According to Android Authority, OpenAI is piloting group chats in ChatGPT using shareable links that can be forwarded until 20 people join. The feature uses GPT‑5.1 Auto model and works across all ChatGPT plans including Free, Plus, and Pro tiers. Users can add others to existing conversations or start new ones, with group chats appearing in a dedicated sidebar section. OpenAI claims ChatGPT now has “social behaviors” that let it decide when to respond or stay quiet in group conversations. The rollout is currently limited to users in Japan, New Zealand, South Korea, and Taiwan who are signed into their accounts. Group chats don’t use personal ChatGPT memory and conversations aren’t saved as memories for privacy protection.
Chaos by design
Okay, so anyone with the link can forward it to anyone else? That’s basically inviting chaos. We’re talking about AI conversations where up to 20 random people could potentially pile into what started as a private chat. Sure, the creator can remove people, but by then the damage might be done. It’s like handing out keys to your house and hoping nobody makes copies.
Here’s the thing: this feels like OpenAI desperately trying to create sticky social features rather than solving actual user problems. They’re throwing spaghetti at the wall to see what sticks in their race against Google and Meta.

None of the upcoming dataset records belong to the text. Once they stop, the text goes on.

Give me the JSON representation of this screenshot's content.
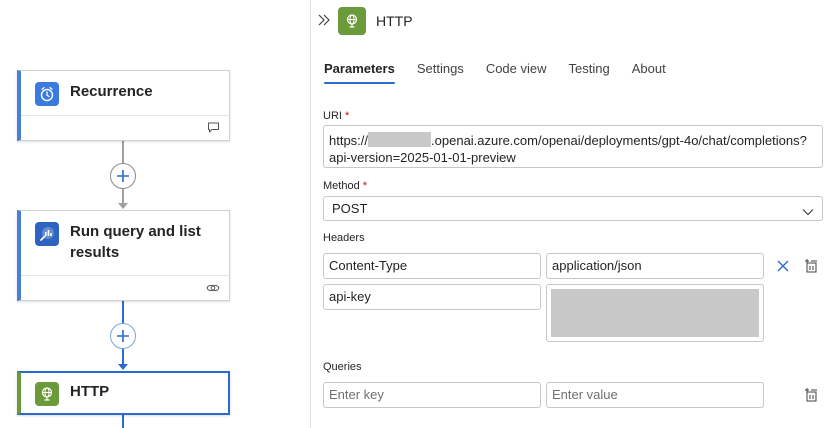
{
  "canvas": {
    "cards": [
      {
        "title": "Recurrence",
        "icon": "clock-icon",
        "foot_icon": "comment-icon",
        "accent": "#4a7fd4",
        "icon_bg": "#3b7ae0"
      },
      {
        "title": "Run query and list results",
        "icon": "log-analytics-icon",
        "foot_icon": "link-icon",
        "accent": "#4a7fd4",
        "icon_bg": "#2f63c1"
      },
      {
        "title": "HTTP",
        "icon": "globe-icon",
        "accent": "#6b9a3a",
        "icon_bg": "#6b9a3a"
      }
    ],
    "add_step_icon": "plus-icon",
    "connector_colors": {
      "inactive": "#a0a0a0",
      "active": "#2a6bd1"
    }
  },
  "panel": {
    "title": "HTTP",
    "collapse_icon": "double-chevron-right-icon",
    "tabs": [
      {
        "label": "Parameters",
        "active": true
      },
      {
        "label": "Settings",
        "active": false
      },
      {
        "label": "Code view",
        "active": false
      },
      {
        "label": "Testing",
        "active": false
      },
      {
        "label": "About",
        "active": false
      }
    ],
    "uri": {
      "label": "URI",
      "required_mark": "*",
      "prefix": "https://",
      "line1_rest": ".openai.azure.com/openai/deployments/gpt-4o/chat/completions?",
      "line2": "api-version=2025-01-01-preview"
    },
    "method": {
      "label": "Method",
      "required_mark": "*",
      "value": "POST"
    },
    "headers": {
      "label": "Headers",
      "rows": [
        {
          "key": "Content-Type",
          "value": "application/json"
        },
        {
          "key": "api-key",
          "value": ""
        }
      ]
    },
    "queries": {
      "label": "Queries",
      "key_placeholder": "Enter key",
      "value_placeholder": "Enter value"
    }
  },
  "colors": {
    "accent_blue": "#2a6bd1",
    "http_green": "#6b9a3a",
    "required_red": "#c50f1f",
    "mask_gray": "#c8c8c8"
  }
}
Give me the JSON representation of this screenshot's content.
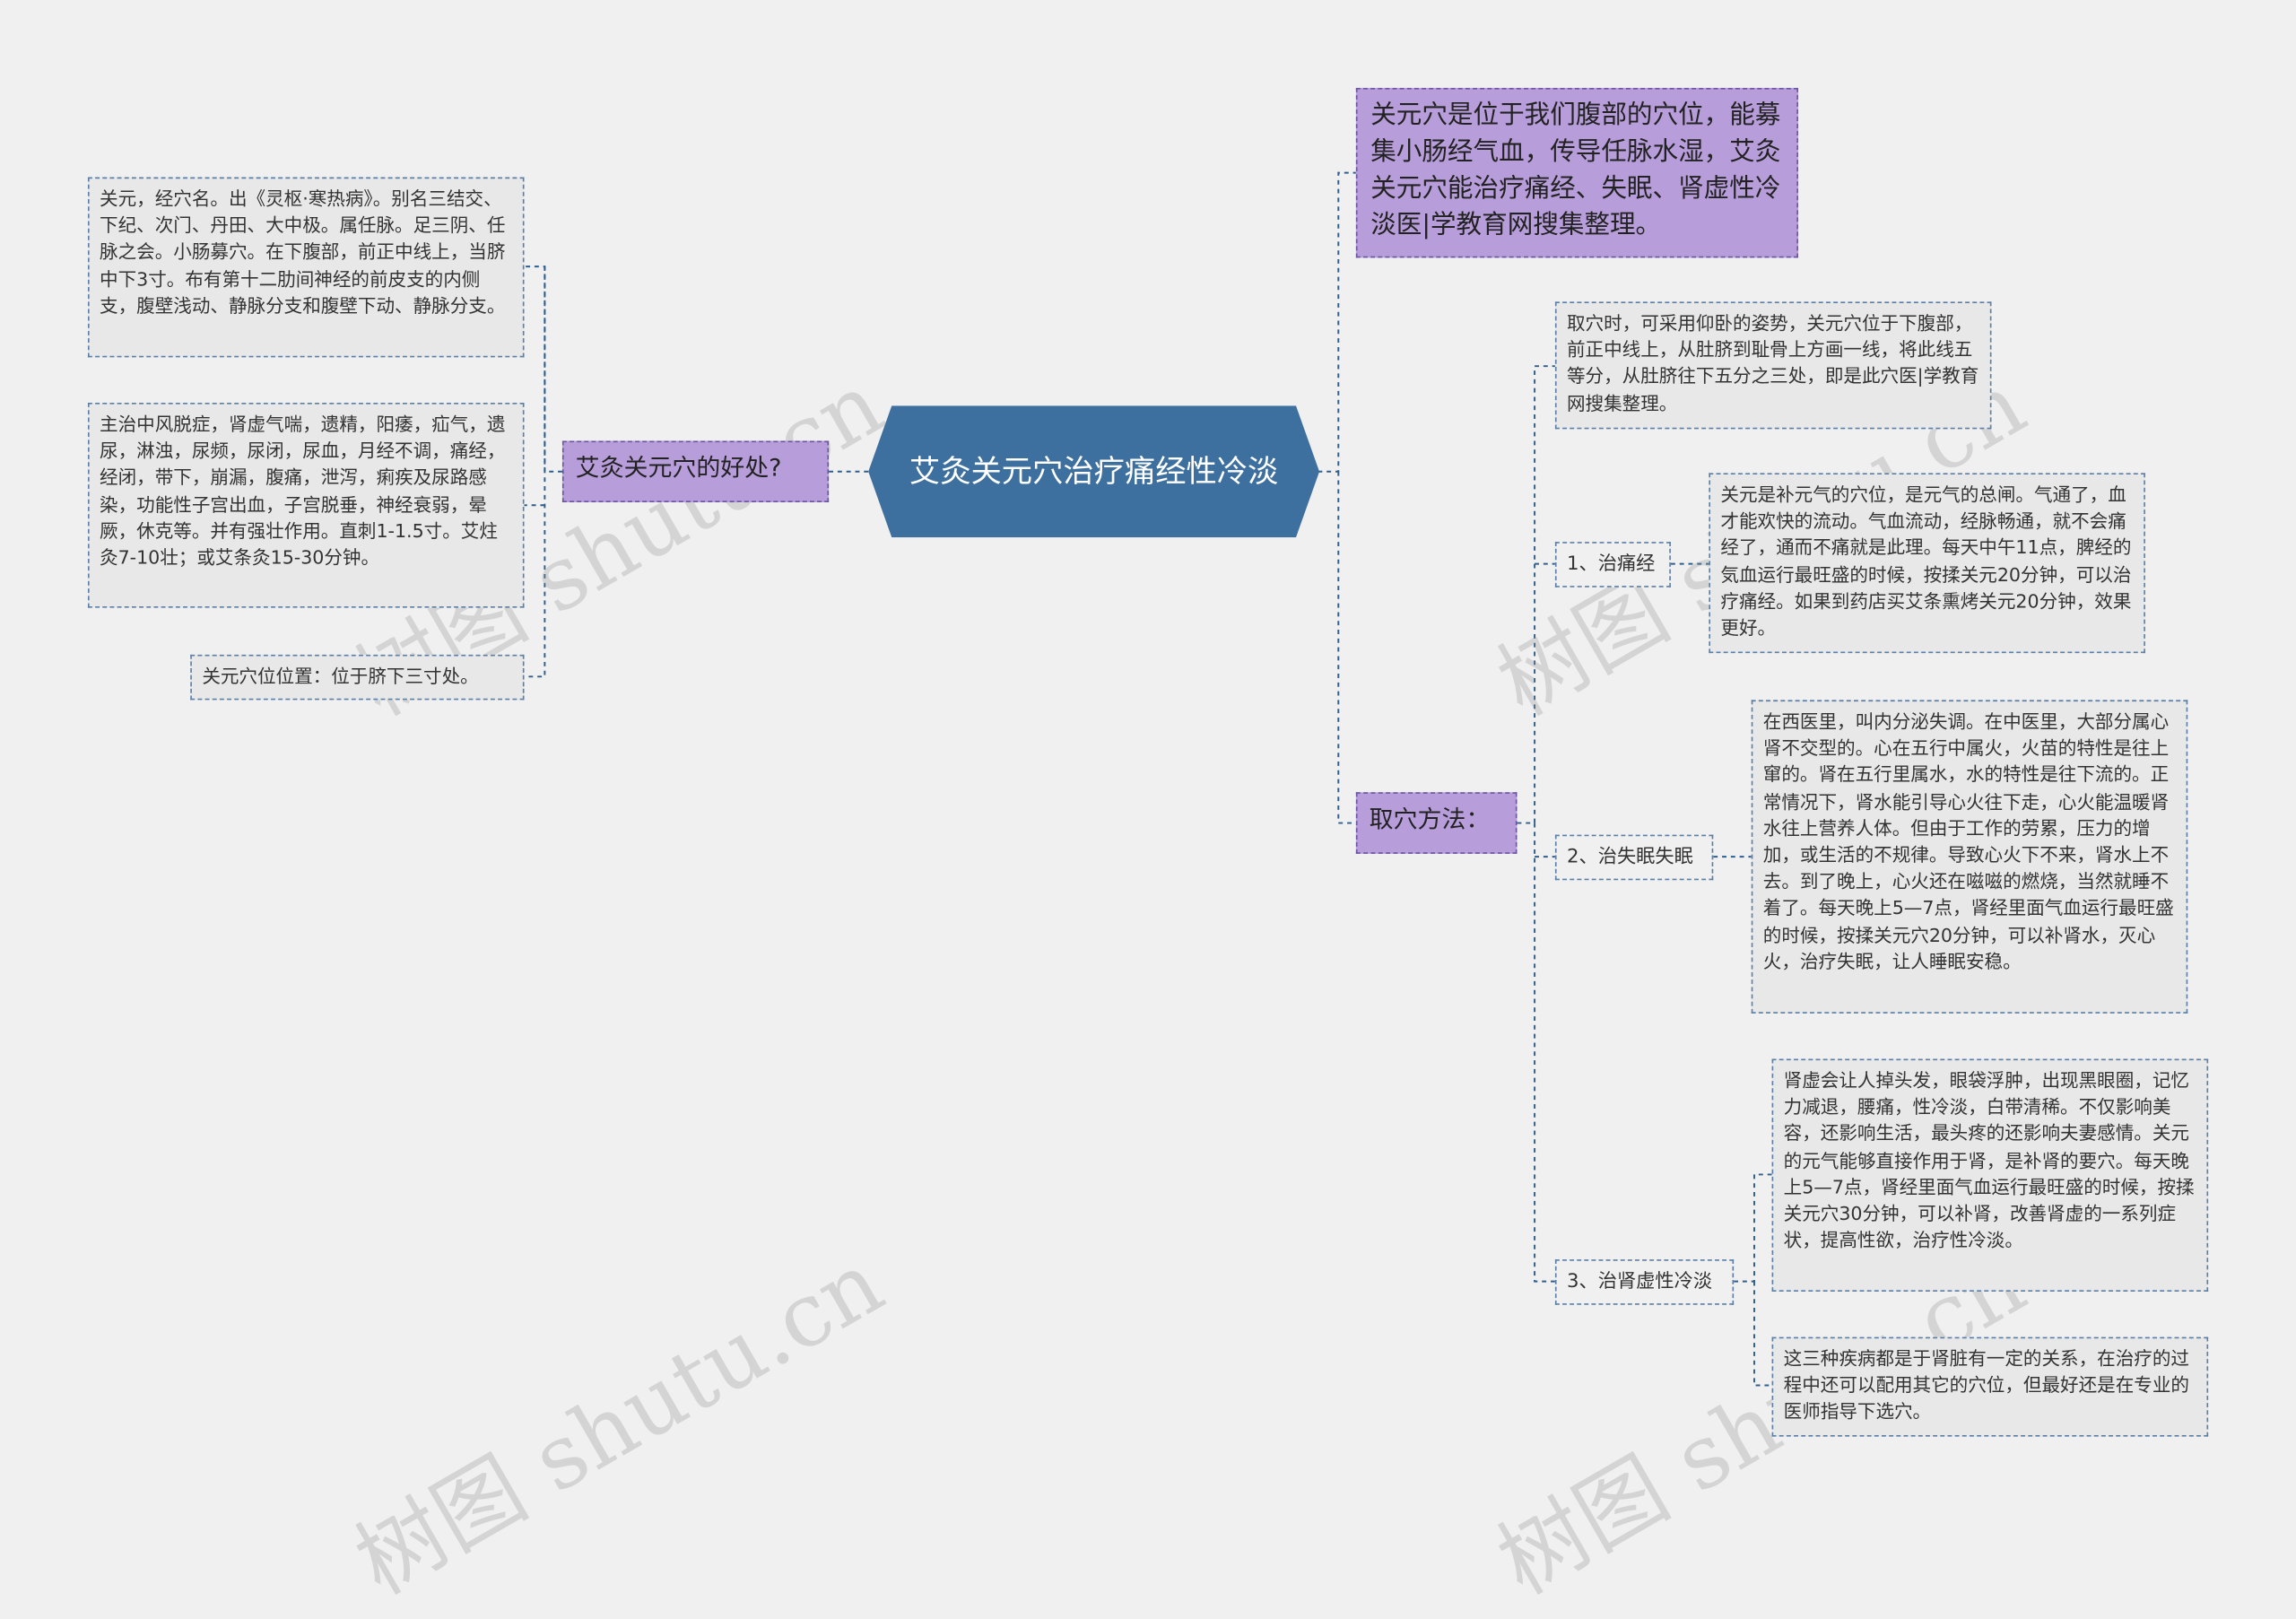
{
  "root": {
    "title": "艾灸关元穴治疗痛经性冷淡"
  },
  "left": {
    "branch_label": "艾灸关元穴的好处?",
    "notes": [
      "关元，经穴名。出《灵枢·寒热病》。别名三结交、下纪、次门、丹田、大中极。属任脉。足三阴、任脉之会。小肠募穴。在下腹部，前正中线上，当脐中下3寸。布有第十二肋间神经的前皮支的内侧支，腹壁浅动、静脉分支和腹壁下动、静脉分支。",
      "主治中风脱症，肾虚气喘，遗精，阳痿，疝气，遗尿，淋浊，尿频，尿闭，尿血，月经不调，痛经，经闭，带下，崩漏，腹痛，泄泻，痢疾及尿路感染，功能性子宫出血，子宫脱垂，神经衰弱，晕厥，休克等。并有强壮作用。直刺1-1.5寸。艾炷灸7-10壮；或艾条灸15-30分钟。",
      "关元穴位位置：位于脐下三寸处。"
    ]
  },
  "right": {
    "summary": "关元穴是位于我们腹部的穴位，能募集小肠经气血，传导任脉水湿，艾灸关元穴能治疗痛经、失眠、肾虚性冷淡医|学教育网搜集整理。",
    "method_label": "取穴方法：",
    "method_note": "取穴时，可采用仰卧的姿势，关元穴位于下腹部，前正中线上，从肚脐到耻骨上方画一线，将此线五等分，从肚脐往下五分之三处，即是此穴医|学教育网搜集整理。",
    "items": [
      {
        "label": "1、治痛经",
        "notes": [
          "关元是补元气的穴位，是元气的总闸。气通了，血才能欢快的流动。气血流动，经脉畅通，就不会痛经了，通而不痛就是此理。每天中午11点，脾经的気血运行最旺盛的时候，按揉关元20分钟，可以治疗痛经。如果到药店买艾条熏烤关元20分钟，效果更好。"
        ]
      },
      {
        "label": "2、治失眠失眠",
        "notes": [
          "在西医里，叫内分泌失调。在中医里，大部分属心肾不交型的。心在五行中属火，火苗的特性是往上窜的。肾在五行里属水，水的特性是往下流的。正常情况下，肾水能引导心火往下走，心火能温暖肾水往上营养人体。但由于工作的劳累，压力的增加，或生活的不规律。导致心火下不来，肾水上不去。到了晚上，心火还在嗞嗞的燃烧，当然就睡不着了。每天晚上5—7点，肾经里面气血运行最旺盛的时候，按揉关元穴20分钟，可以补肾水，灭心火，治疗失眠，让人睡眠安稳。"
        ]
      },
      {
        "label": "3、治肾虚性冷淡",
        "notes": [
          "肾虚会让人掉头发，眼袋浮肿，出现黑眼圈，记忆力减退，腰痛，性冷淡，白带清稀。不仅影响美容，还影响生活，最头疼的还影响夫妻感情。关元的元气能够直接作用于肾，是补肾的要穴。每天晚上5—7点，肾经里面气血运行最旺盛的时候，按揉关元穴30分钟，可以补肾，改善肾虚的一系列症状，提高性欲，治疗性冷淡。",
          "这三种疾病都是于肾脏有一定的关系，在治疗的过程中还可以配用其它的穴位，但最好还是在专业的医师指导下选穴。"
        ]
      }
    ]
  },
  "watermark": "树图 shutu.cn",
  "colors": {
    "root": "#3d6f9f",
    "purple": "#b89ddb",
    "line": "#2f5f8f",
    "background": "#f0f0f0"
  }
}
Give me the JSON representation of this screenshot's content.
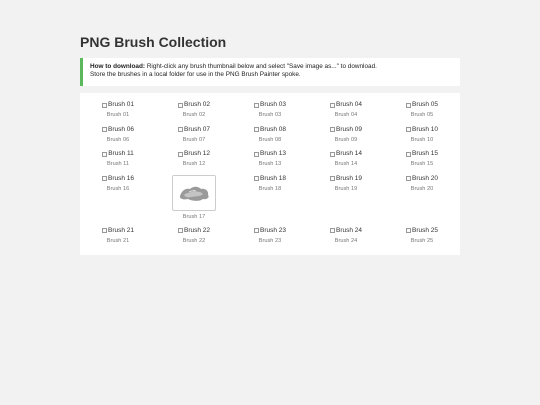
{
  "page": {
    "title": "PNG Brush Collection"
  },
  "notice": {
    "label": "How to download:",
    "line1": "Right-click any brush thumbnail below and select \"Save image as...\" to download.",
    "line2": "Store the brushes in a local folder for use in the PNG Brush Painter spoke."
  },
  "brushes": [
    {
      "alt": "Brush 01",
      "caption": "Brush 01"
    },
    {
      "alt": "Brush 02",
      "caption": "Brush 02"
    },
    {
      "alt": "Brush 03",
      "caption": "Brush 03"
    },
    {
      "alt": "Brush 04",
      "caption": "Brush 04"
    },
    {
      "alt": "Brush 05",
      "caption": "Brush 05"
    },
    {
      "alt": "Brush 06",
      "caption": "Brush 06"
    },
    {
      "alt": "Brush 07",
      "caption": "Brush 07"
    },
    {
      "alt": "Brush 08",
      "caption": "Brush 08"
    },
    {
      "alt": "Brush 09",
      "caption": "Brush 09"
    },
    {
      "alt": "Brush 10",
      "caption": "Brush 10"
    },
    {
      "alt": "Brush 11",
      "caption": "Brush 11"
    },
    {
      "alt": "Brush 12",
      "caption": "Brush 12"
    },
    {
      "alt": "Brush 13",
      "caption": "Brush 13"
    },
    {
      "alt": "Brush 14",
      "caption": "Brush 14"
    },
    {
      "alt": "Brush 15",
      "caption": "Brush 15"
    },
    {
      "alt": "Brush 16",
      "caption": "Brush 16"
    },
    {
      "alt": "",
      "caption": "Brush 17"
    },
    {
      "alt": "Brush 18",
      "caption": "Brush 18"
    },
    {
      "alt": "Brush 19",
      "caption": "Brush 19"
    },
    {
      "alt": "Brush 20",
      "caption": "Brush 20"
    },
    {
      "alt": "Brush 21",
      "caption": "Brush 21"
    },
    {
      "alt": "Brush 22",
      "caption": "Brush 22"
    },
    {
      "alt": "Brush 23",
      "caption": "Brush 23"
    },
    {
      "alt": "Brush 24",
      "caption": "Brush 24"
    },
    {
      "alt": "Brush 25",
      "caption": "Brush 25"
    }
  ],
  "colors": {
    "background": "#f2f2f2",
    "accent": "#5cb85c"
  }
}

But group chats with AI? That’s a fundamentally different beast than human-only messaging.
AI social dynamics
The company says they’ve taught ChatGPT “social behaviors” – it can decide when to respond, when to stay quiet, and even react with emojis. But think about that for a second. An AI trying to navigate the complex dynamics of human group conversations? That’s a recipe for awkwardness at best and complete disruption at worst.
And it gets weirder – ChatGPT can reference profile photos to create “fun personalized images” within the group. So now we have AI generating images of people based on their profile pictures in group chats? What could possibly go wrong there? Basically, we’re handing the AI social context it might completely misinterpret.
Privacy paradox
OpenAI claims they’re protecting privacy by not using personal memory in group chats and not saving conversations as memories. But let’s be real – the moment you have 20 people in a chat, privacy goes out the window. Anyone can screenshot, anyone can share sensitive information, and the AI itself is processing all of it.
The official announcement calls this a “small first step toward shared experiences,” which sounds like corporate speak for “we’re not sure how this will actually work in practice.” They’re using four countries as their guinea pigs before potentially unleashing this on the wider world.
Desperate for engagement
Look, I get why OpenAI is doing this. They need to prove ChatGPT isn’t just a fancy question-answering tool but a platform people actually live in. But forcing social features feels like putting a square peg in a round hole. Remember when every app tried to become a social network? Most of those efforts failed spectacularly.
And honestly, do people really want AI chiming in on their private group chats? Sometimes you just want to talk to humans without an algorithm deciding it has something valuable to add. This feels like a solution in search of a problem – and the chaotic link-sharing approach suggests they haven’t really thought through the social consequences.